Sono iniziate stamattina alle 7 e sono ancora in corso le perquisizioni della polizia nell’ambito dell’inchiesta romana sul caro estinto.
L’attività di indagine ha impegnato dalle prime ore di questa mattina anche la squadra mobile viterbese di Fabio Zampaglione, delegata dai colleghi romani per le perquisizioni nella città dei papi.
Nel mirino dei magistrati romani, l’aggiudicazione di gare d’appalto pubbliche presso importanti ospedali della capitale. Gare che, secondo gli inquirenti, sarebbero state pilotate e che adesso, come scritto in una nota della squadra mobile capitolina, “sono oggetto di due distinte indagini” per i reati di “associazione a delinquere, concorso in corruzione, falso, truffa e turbativa d’asta”.

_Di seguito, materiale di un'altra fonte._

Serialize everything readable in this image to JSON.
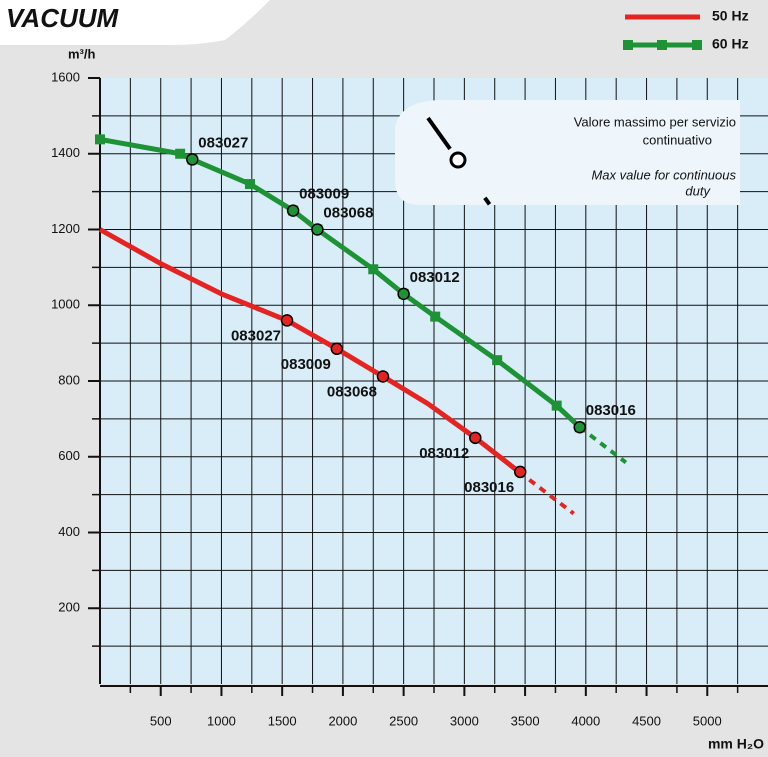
{
  "chart_data": {
    "type": "line",
    "title": "VACUUM",
    "y_label": "m³/h",
    "x_label": "mm H₂O",
    "xlim": [
      0,
      5500
    ],
    "ylim": [
      0,
      1600
    ],
    "xticks": [
      500,
      1000,
      1500,
      2000,
      2500,
      3000,
      3500,
      4000,
      4500,
      5000
    ],
    "yticks": [
      200,
      400,
      600,
      800,
      1000,
      1200,
      1400,
      1600
    ],
    "xgrid": [
      250,
      500,
      750,
      1000,
      1250,
      1500,
      1750,
      2000,
      2250,
      2500,
      2750,
      3000,
      3250,
      3500,
      3750,
      4000,
      4250,
      4500,
      4750,
      5000,
      5250
    ],
    "ygrid": [
      100,
      200,
      300,
      400,
      500,
      600,
      700,
      800,
      900,
      1000,
      1100,
      1200,
      1300,
      1400,
      1500
    ],
    "grid": true,
    "legend": "top-right",
    "series": [
      {
        "name": "50 Hz",
        "color": "#e52421",
        "marker": "none",
        "x": [
          0,
          500,
          1000,
          1540,
          1950,
          2330,
          2700,
          3090,
          3450
        ],
        "values": [
          1200,
          1110,
          1030,
          960,
          885,
          812,
          740,
          650,
          560
        ],
        "ext_x": [
          3450,
          3900
        ],
        "ext_values": [
          560,
          450
        ],
        "points": [
          {
            "label": "083027",
            "x": 1540,
            "y": 960
          },
          {
            "label": "083009",
            "x": 1950,
            "y": 885
          },
          {
            "label": "083068",
            "x": 2330,
            "y": 812
          },
          {
            "label": "083012",
            "x": 3090,
            "y": 650
          },
          {
            "label": "083016",
            "x": 3460,
            "y": 560
          }
        ]
      },
      {
        "name": "60 Hz",
        "color": "#1e9336",
        "marker": "square",
        "x": [
          0,
          660,
          760,
          1235,
          1590,
          1790,
          2250,
          2500,
          2760,
          3270,
          3760,
          3950
        ],
        "values": [
          1438,
          1400,
          1385,
          1320,
          1250,
          1200,
          1095,
          1030,
          970,
          855,
          735,
          678
        ],
        "ext_x": [
          3950,
          4330
        ],
        "ext_values": [
          678,
          585
        ],
        "points": [
          {
            "label": "083027",
            "x": 760,
            "y": 1385
          },
          {
            "label": "083009",
            "x": 1590,
            "y": 1250
          },
          {
            "label": "083068",
            "x": 1790,
            "y": 1200
          },
          {
            "label": "083012",
            "x": 2500,
            "y": 1030
          },
          {
            "label": "083016",
            "x": 3950,
            "y": 678
          }
        ]
      }
    ],
    "annotation_it": [
      "Valore massimo per  servizio",
      "continuativo"
    ],
    "annotation_en": [
      "Max value for continuous",
      "duty"
    ]
  }
}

26 i decreti di perquisizione spiccati dalla procura di Roma “nei confronti di altrettanti imprenditori nel settore delle onoranze funebri e amministratori pubblici, già in servizio presso unità sanitarie locali della provincia”.
Oltre a Roma e Viterbo, le perquisizioni sono in corso anche nelle province di Macerata, Ascoli Piceno e L’Aquila.